Por Germán Ayala Osorio
La actual campaña presidencial
parece condenada a la discusión moral que despiertan la homosexualidad, la
adopción de parejas del mismo sexo y la eutanasia. Otros asuntos aparecen en la
discusión electoral: la desbordada inseguridad en las principales ciudades y la
consecución de la paz, por las buenas o por las malas, en los territorios en
los que operan bandas postguerrilleras o narcoguerrillas. Quizás haya que volver
a hablar de Paz con la Naturaleza como una apuesta que supere la calentura
electoral de una campaña presidencial en la que se promueve el odio y la lucha
de clases.
La prensa hegemónica lleva por lo
menos dos semanas hablando de la homosexualidad de Juan Daniel Oviedo y los
impactos morales de su llegada a la campaña de Paloma Valencia, digna representante
de la Colombia homofóbica, morronga, mojigata, ladina, camandulera, simuladora,
farisea, melindrosa, puritana, timorata, cachonda, premoderna y rígida.

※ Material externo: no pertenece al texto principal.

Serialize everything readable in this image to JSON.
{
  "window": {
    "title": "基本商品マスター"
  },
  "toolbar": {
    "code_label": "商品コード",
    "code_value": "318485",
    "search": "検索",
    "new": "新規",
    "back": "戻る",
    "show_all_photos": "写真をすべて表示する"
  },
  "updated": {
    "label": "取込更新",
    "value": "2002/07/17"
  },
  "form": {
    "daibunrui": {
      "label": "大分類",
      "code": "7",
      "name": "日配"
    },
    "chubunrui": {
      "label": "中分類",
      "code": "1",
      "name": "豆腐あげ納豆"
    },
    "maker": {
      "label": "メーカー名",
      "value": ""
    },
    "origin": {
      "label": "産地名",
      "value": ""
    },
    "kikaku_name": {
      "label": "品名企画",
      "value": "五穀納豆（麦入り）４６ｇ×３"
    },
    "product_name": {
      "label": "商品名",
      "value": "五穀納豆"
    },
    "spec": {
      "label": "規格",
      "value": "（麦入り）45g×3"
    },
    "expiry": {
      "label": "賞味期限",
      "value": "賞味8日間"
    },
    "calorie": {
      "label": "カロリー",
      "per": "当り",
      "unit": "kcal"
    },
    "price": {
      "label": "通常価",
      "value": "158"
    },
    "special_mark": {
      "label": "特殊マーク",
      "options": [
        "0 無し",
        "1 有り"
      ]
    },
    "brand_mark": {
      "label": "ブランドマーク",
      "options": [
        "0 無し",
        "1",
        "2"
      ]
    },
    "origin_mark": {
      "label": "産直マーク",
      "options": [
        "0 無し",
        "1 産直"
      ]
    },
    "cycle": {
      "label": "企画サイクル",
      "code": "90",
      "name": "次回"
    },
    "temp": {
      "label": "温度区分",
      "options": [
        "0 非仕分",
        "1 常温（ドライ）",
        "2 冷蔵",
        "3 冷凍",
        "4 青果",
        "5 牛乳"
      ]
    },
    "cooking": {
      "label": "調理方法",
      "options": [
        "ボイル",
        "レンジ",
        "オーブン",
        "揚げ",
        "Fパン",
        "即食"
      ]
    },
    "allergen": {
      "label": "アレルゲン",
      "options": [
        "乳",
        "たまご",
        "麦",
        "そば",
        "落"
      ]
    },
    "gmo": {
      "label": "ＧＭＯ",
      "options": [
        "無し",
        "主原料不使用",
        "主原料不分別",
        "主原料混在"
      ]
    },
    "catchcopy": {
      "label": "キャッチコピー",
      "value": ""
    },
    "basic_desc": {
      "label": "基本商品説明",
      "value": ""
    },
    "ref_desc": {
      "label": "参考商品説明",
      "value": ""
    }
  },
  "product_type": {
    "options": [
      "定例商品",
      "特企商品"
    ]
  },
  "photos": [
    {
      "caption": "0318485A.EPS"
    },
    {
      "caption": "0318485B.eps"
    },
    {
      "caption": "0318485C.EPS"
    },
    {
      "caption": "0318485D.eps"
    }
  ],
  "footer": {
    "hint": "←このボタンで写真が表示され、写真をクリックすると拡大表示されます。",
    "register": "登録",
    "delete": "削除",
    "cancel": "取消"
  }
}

A los
periodistas afectos a la derecha les fascina reducir la complejidad de las
realidades de un país diverso y biodiverso a enfrentamientos ideológicos (morales);
además de promover miedos alrededor de un “nuevo rayo homosexualizador” y del neocomunismo
que promueve Iván Cepeda.
Por supuesto, la crisis del
sistema de salud aparece como un tema de campaña mirado desde dos perspectivas:
la derecha, representada por Paloma Valencia ofreció pagar las deudas de las
EPS con recursos de la Nación, lo que no es otra cosa que “borrón y cuenta nueva”
de las prácticas corruptas que llevaron al colapso del sistema; y la del
progresismo que presentará nuevamente la reforma a la salud para ver si se
logra proscribir el ethos mafioso con el que las juntas directivas de las EPS
venían operando hasta que llegó Petro a tratar de ponerlos en cintura con la
ADRES y la vigilancia institucional sobre los otros eslabones que hacen del
sistema de aseguramiento en salud el escenario propicio para que unos cuantos se enriquezcan
a costillas del Estado y del bienestar de los pacientes (clientes).
El asunto del desarrollo
sostenible o de la sostenibilidad sistémica atado a la crisis climática (cambio
climático) parece relegado a un segundo plano por todas las campañas, empeñadas
en estas primeras semanas en presentar temas generales, propuestas a
problemáticas puntuales en realidades territoriales o simplemente a responder señalamientos
y ataques que empobrecen la discusión pública. Así las cosas, parecen
desvanecerse los constantes llamados de atención que por largos tres años hizo
el presidente Petro
en torno a la transición energética, el (re) ordenamiento del territorio
alrededor del agua, planteados en el actual Plan de Desarrollo; las reservas campesinas
y el diálogo urgente que hay que promover entre latifundistas, ganaderos y comunidades
interesadas en mantener las fincas eco nativas y el minifundio.
En el país se siguen planteando dinámicas de desarrollo económico que desconocen el valor estratégico de
la riqueza de ecosistemas
selváticos que se resisten a morir ante la arremetida de la ganadería
extensiva, la minería legal e ilegal, la exploración de petróleo, la
explotación de recursos del subsuelo como el coltán y por supuesto el modelo de la gran plantación
animado por la especulación inmobiliaria. Hay que sumar los efectos ecológicos
que dejan los bombardeos y la presencia de las bandas narcoguerrilleras en
selvas húmedas.
No hay en estos momentos en el
país un partido político que recoja las banderas del ambientalismo
de décadas pasadas. La Alianza Verde, por ejemplo, jamás maduró un discurso
ambiental. Le corresponde al Pacto Histórico volver a mirar los asuntos medioambientales
desde una perspectiva sistémica que reordene la ecuación con la que, de tiempo atrás,
se explica y legitima a diario el desarrollo sostenible e incluso el discurso de la sostenibilidad:
primero la economía, luego lo político y por último los efectos socioambientales
y ecológicos de una serie de actividades y lógicas antrópicas concebidas por
fuera del enfoque sistémico.
La crisis climática y la posibilidad del colapso de ese gran ecosistema llamado Tierra son más relevantes que las tendencias, gustos, orientaciones y decisiones sexuales de hombres y mujeres. Esos asuntos de la intimidad deben quedarse en la intimidad de los hogares. El morbo mediático no puede negarnos la posibilidad y necesidad de discutir qué hacer con la biodiversidad y de cómo la diversidad étnica se conecta con la conservación y aprovechamiento de los recursos que ofrece la Naturaleza.